Alors que la campagne cacaoyère 2025-2026 traverse une zone de fortes turbulences, le Parti des peuples africains – Côte d’Ivoire (PPA-CI, opposition), fondé par Laurent Gbagbo, dénonce une gestion opaque et électoraliste de la part du pouvoir.
Depuis décembre, des centaines de camions chargés de fèves sont immobilisés, incapables de décharger. Pour le PPA-CI, cette crise n’est pas un accident de parcours, mais le résultat direct d’une « mauvaise gouvernance » structurelle.
Le parti de Laurent Gbagbo remet en cause la fixation du prix bord champ à 2 800 FCFA/kg. Si ce montant a été accueilli avec joie par les planteurs en octobre dernier, le PPA-CI y voit une manœuvre purement pré-électorale en vue de la présidentielle de 2025.
« Cette décision est intervenue alors que les cours mondiaux amorçaient déjà une baisse », souligne le parti.

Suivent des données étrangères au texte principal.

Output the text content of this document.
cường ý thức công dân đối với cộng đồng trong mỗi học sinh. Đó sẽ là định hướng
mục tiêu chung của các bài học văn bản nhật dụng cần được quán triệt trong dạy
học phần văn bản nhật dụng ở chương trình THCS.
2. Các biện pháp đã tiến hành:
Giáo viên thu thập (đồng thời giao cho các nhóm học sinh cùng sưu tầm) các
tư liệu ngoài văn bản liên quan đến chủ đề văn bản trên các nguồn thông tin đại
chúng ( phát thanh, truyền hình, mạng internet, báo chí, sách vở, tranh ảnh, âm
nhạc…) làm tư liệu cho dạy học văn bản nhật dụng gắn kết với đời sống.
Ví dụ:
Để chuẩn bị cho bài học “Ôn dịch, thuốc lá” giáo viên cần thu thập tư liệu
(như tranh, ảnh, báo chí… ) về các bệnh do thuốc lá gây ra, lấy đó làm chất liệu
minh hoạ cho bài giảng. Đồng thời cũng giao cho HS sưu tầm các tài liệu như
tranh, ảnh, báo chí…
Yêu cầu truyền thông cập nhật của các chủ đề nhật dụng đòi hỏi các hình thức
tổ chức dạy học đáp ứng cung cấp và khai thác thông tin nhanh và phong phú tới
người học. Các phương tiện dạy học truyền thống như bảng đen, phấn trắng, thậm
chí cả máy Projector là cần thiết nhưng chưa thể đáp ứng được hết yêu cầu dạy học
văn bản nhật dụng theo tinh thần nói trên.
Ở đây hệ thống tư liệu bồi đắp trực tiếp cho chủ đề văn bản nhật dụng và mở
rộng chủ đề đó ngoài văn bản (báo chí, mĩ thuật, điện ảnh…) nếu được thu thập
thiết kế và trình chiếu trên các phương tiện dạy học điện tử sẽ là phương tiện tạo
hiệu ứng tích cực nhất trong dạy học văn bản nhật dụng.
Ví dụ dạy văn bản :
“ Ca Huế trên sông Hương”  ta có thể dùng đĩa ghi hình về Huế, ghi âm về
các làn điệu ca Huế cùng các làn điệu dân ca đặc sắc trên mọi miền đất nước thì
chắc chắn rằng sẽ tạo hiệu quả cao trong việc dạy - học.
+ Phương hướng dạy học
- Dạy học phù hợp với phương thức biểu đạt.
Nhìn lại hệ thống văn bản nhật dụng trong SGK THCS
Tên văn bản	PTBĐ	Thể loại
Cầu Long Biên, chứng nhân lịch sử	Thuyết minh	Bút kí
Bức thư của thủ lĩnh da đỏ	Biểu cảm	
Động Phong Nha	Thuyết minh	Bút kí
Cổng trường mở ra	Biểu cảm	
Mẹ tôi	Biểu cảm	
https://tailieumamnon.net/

Résultat : les exportateurs, confrontés à un marché international passé de 5 000 à 3 800 FCFA/kg, jugent ce prix intenable et freinent leurs achats.
L’une des critiques les plus vives concerne la gestion des excédents. Le PPA-CI rappelle qu’en période d’embellie (campagnes 2023/2024), l’État a engrangé des plus-values massives. En théorie, un fonds de garantie, alimenté par 40 % de ces excédents, aurait dû servir de bouclier pour compenser la chute actuelle des prix.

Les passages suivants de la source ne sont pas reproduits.